North Korea has called high-level talks with a US delegation led by Secretary of State Mike Pompeo “extremely regrettable”, contradicting Washington’s account of how the meeting in Pyongyang went.
But while Pompeo on Saturday painted a positive picture of the follow-up talks, North Korean officials accused the US of trying to unilaterally pressure their country into abandoning its nuclear programme.
“We had expected that the US side would offer constructive measures that would help build trust based on the spirit of the leaders’ summit. We were also thinking about providing reciprocal measures,” an unnamed spokesperson of North Korea’s foreign ministry said in a statement published by the official Korean Central News Agency.
“However, the attitude and stance the United States showed in the first high-level meeting [between the countries] was no doubt regrettable,” the spokesperson added.
The statement came shortly after Pompeo said he had made progress “on almost all of the central issues” in the talks, including on setting a timeline for its denuclearisation, though more work remained to be done.
Pompeo said the two sides agreed to hold discussions on July 12 on the repatriation of remains of Americans killed in the 1950-53 Korean War, and also discussed “modalities” for the destruction of a missile engine testing facility.
As he departed Pyongyang, Pompeo said he spent “a good deal of time” discussing a denuclearisation timeline and the declaration of North Korea’s nuclear and missile facilities.
“I think we made progress in every element of our discussions,” he added. “These are complicated issues but we made progress on almost all of the central issues. Some places a great deal of progress, other places there’s still more work to be done,” he said.
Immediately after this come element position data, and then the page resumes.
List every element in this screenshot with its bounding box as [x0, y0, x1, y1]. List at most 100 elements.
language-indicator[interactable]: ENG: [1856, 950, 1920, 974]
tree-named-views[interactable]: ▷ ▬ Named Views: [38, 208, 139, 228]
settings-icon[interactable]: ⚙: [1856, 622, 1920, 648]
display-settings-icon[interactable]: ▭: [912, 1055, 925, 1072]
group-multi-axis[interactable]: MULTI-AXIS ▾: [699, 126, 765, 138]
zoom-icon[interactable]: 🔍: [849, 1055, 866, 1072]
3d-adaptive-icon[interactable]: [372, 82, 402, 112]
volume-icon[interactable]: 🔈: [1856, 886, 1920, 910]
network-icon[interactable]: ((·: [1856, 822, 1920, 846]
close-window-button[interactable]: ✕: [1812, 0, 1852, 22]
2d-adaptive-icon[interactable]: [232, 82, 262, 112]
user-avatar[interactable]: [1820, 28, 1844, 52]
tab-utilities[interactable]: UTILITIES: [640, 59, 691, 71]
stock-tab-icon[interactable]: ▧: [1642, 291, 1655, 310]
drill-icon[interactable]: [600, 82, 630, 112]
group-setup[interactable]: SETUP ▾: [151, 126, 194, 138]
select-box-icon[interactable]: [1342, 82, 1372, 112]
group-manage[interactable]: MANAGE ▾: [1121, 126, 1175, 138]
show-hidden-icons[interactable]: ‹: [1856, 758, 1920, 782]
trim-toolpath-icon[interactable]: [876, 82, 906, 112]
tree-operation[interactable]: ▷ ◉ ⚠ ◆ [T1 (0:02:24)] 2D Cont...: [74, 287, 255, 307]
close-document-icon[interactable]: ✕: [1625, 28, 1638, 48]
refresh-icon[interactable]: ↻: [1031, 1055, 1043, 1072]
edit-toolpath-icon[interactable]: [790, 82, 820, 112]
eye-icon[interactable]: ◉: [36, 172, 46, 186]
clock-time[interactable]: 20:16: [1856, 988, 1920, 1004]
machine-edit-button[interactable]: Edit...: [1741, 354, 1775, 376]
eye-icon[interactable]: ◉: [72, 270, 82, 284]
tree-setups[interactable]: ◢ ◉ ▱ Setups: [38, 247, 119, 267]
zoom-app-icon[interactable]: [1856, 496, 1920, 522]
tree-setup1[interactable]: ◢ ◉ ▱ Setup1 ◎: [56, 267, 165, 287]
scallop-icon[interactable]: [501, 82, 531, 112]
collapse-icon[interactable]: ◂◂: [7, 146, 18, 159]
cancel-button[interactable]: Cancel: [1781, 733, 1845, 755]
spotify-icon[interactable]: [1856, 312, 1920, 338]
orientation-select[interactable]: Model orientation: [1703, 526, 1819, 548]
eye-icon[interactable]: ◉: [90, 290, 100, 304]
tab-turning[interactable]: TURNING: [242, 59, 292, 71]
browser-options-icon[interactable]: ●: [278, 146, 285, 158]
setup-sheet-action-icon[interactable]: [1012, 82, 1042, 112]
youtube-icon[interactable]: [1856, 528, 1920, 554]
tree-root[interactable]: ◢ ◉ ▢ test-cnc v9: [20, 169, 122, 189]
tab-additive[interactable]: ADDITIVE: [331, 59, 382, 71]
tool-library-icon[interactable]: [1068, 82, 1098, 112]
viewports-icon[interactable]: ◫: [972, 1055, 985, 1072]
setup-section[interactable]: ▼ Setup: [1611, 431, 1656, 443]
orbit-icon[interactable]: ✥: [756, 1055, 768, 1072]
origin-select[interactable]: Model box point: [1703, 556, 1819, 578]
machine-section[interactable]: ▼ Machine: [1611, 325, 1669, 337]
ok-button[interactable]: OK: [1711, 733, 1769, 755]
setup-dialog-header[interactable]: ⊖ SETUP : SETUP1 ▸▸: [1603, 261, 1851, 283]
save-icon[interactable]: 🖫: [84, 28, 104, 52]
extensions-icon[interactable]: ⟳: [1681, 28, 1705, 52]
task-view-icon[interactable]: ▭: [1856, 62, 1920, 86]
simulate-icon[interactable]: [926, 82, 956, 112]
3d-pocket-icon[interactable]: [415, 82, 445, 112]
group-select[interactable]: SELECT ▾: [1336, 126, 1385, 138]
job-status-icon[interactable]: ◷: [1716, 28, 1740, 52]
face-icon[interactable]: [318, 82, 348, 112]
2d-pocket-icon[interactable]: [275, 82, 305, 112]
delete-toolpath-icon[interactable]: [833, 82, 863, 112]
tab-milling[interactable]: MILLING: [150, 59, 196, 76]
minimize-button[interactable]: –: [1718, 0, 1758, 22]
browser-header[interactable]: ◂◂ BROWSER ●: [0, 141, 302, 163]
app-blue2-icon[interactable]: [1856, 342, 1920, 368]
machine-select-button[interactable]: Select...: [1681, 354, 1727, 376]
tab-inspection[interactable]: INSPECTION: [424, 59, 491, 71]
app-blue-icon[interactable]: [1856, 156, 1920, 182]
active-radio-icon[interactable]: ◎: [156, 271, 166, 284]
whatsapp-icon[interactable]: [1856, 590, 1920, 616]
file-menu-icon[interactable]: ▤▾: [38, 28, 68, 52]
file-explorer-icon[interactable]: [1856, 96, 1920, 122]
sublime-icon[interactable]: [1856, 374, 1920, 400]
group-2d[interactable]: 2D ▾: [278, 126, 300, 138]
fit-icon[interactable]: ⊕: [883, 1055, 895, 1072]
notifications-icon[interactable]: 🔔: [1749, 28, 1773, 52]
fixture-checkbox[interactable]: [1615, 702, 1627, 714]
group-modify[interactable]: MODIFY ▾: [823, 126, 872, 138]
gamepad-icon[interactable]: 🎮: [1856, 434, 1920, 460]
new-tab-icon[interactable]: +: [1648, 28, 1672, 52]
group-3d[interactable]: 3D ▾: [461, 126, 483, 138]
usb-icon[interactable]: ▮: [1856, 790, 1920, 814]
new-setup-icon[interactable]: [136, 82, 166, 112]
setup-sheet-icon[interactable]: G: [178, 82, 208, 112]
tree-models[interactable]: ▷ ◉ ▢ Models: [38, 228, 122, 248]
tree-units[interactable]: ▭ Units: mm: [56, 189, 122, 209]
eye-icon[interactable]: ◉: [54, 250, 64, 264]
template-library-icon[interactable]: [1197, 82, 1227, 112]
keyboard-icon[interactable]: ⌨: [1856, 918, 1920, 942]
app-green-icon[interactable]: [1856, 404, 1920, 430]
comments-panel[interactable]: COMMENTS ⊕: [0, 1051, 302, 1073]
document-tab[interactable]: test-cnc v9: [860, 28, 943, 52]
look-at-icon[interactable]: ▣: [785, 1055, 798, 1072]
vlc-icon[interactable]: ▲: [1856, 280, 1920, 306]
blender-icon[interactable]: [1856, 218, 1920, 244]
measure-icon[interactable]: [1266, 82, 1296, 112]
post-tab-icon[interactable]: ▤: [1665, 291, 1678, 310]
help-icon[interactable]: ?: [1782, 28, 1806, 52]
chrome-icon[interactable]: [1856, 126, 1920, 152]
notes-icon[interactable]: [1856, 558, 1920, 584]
Sarah Clarke, reporting from South Korea’s capital, Seoul, said that North Korea appeared to be unhappy following the high-level talks.
“Particularly, they have suggested that they are disappointed by the US insistence on focusing on the denuclearisation plans over what they described as big-picture issues,” she said.
“It’s certainly a setback and a change of heart and a very different picture coming from the North Korean side.”
US Department of State spokeswoman Heather Nauert said Pompeo did not meet Kim, as he had done on his two previous visits to North Korea this year, but handed over a letter to him from Trump.
A letter from Kim to Trump was also delivered to Pompeo through Kim Yong-chol, a top North Korean party official.
“Clearly, we see some posturing particularly from the North Korean side using the leverage that they have, especially in the lead-up to Trump’s visit to NATO and his big summit with [Russian President] Vladimir Putin in the coming week,” said Hilary Mann Leverett, a former White House official.
“The North Koreans … understand that President Trump needs a win; he needs to have a good story coming out of his high-risk diplomacy with North Korea going into his delicate and maybe-highly charged negotiations with the Europeans and the Russians next week,” she added.
Trump had said during the Singapore summit that economic sanctions would remain in effect until North Korea reverses its nuclear programme, adding that there were no short-term plans to reduce the number of US troops – some 28,500 – stationed in South Korea.